Okay, so I did get my hopes up.
I'm convinced that my hormone levels were better since I had boob tenderness and I got pimples for the first time since before my first surgery (when I was on HCG and C.lomid).
That's positive, right?
But just like two years ago when we were AZ last, AF came to visit.
I was hoping and praying that this would be the cycle.
But it wasn't to be.
Then again, I am on super-strong antibiotics that I shouldn't get pg on (my GP had her receptionist call me last week to remind me that I shouldn't, I almost laughed then I thought how ironic it would be if I did!). I also think that there may be something else wrong with me since I'm still feeling pain when I pee.

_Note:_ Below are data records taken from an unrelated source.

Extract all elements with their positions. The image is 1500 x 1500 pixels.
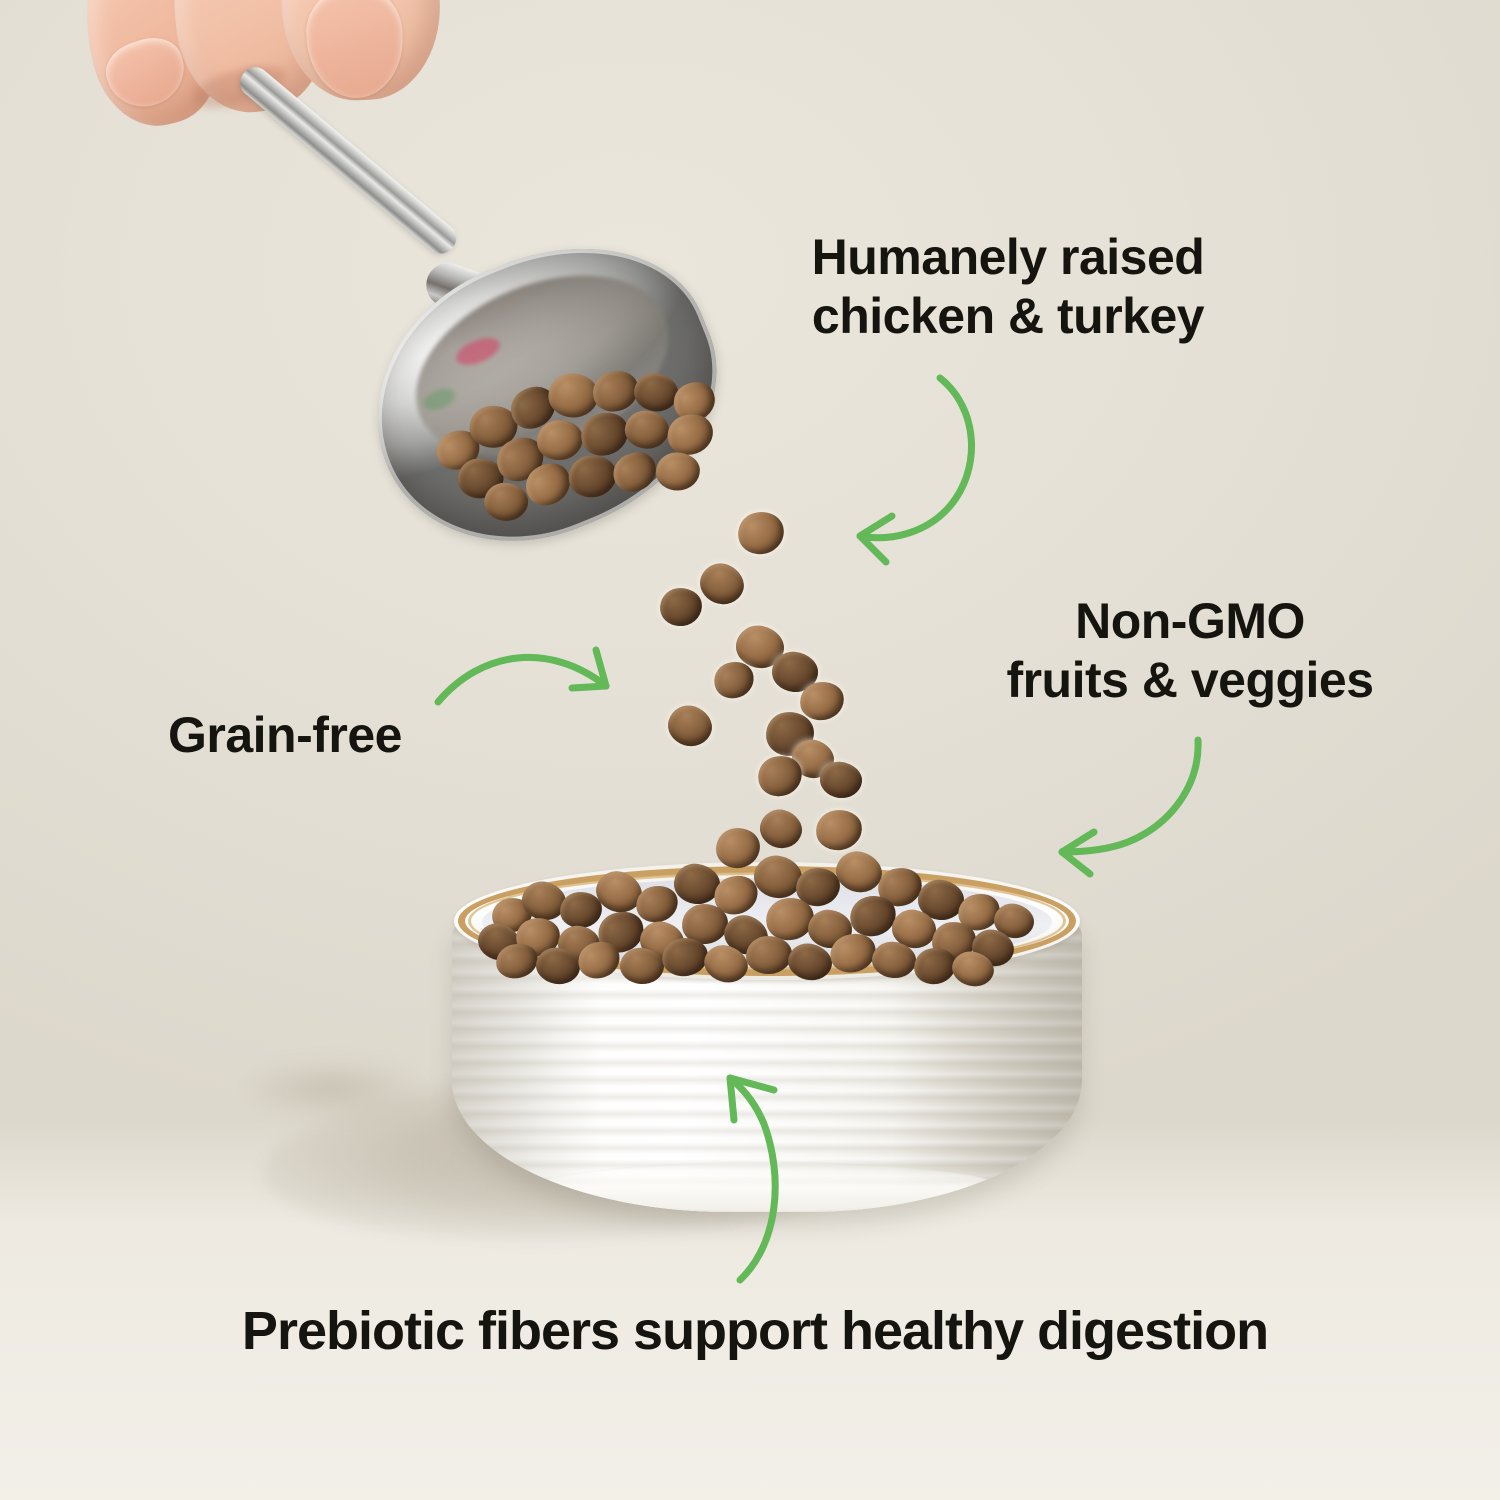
kibble-piece: [483, 482, 528, 522]
kibble-piece: [606, 444, 663, 499]
kibble-piece: [548, 373, 598, 417]
arrow-to-spoon-icon: [800, 350, 1020, 570]
label-grain-free: Grain-free: [168, 706, 488, 765]
label-humanely-raised: Humanely raised chicken & turkey: [758, 228, 1258, 346]
kibble-piece: [565, 451, 620, 501]
kibble-piece: [632, 370, 681, 414]
kibble-piece: [655, 452, 700, 492]
kibble-piece: [745, 934, 794, 975]
label-non-gmo: Non-GMO fruits & veggies: [960, 592, 1420, 710]
label-prebiotic-fibers: Prebiotic fibers support healthy digesti…: [140, 1300, 1370, 1364]
arrow-to-bowl-kibble-icon: [1040, 728, 1250, 878]
bowl-kibble-pile: [470, 842, 1070, 974]
kibble-piece: [624, 409, 671, 450]
arrow-to-bowl-icon: [678, 1058, 828, 1290]
infographic-canvas: Humanely raised chicken & turkey Non-GMO…: [0, 0, 1500, 1500]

Great, yet another thing to investigate!
Geez ladyparts, can you give me a freaking break here???
Anyhow, I almost wasn't disappointed. Call it woman's intuition, but I knew I was alone in my body. It's not like I know what it feels to be pg, but I think that I would know (I'm also convinced that I haven't been "alone" before, but that's just a hunch, I have no tangible proof).
So I can have a drink or two at our St. Patty's celebration tomorrow and not feel worried. Who knows, I may or may not, I haven't decided.
At least I'm somewhere that's far from home with plenty to distract me, right? The weather has been beautiful and I lay in the sun today reading a book. Life could be much worse!
p.s. My fertile best friend gave birth to her third child yesterday. Yet another blessing in disguise to be far, far away from home. Btw, he was 8 lbs 12 oz! Holy moly!
p.p.s. I had my first coffee drink in EIGHT years today! I went to S.tarbucks with Mr. JB and his family and I had a soy i.ced c.aramel ma.cchiato and it was DELICIOUS!!! I did feel jittery afterwards so I don't think that I'll make a habit of having them, but as a treat once in a while, at least I have the option!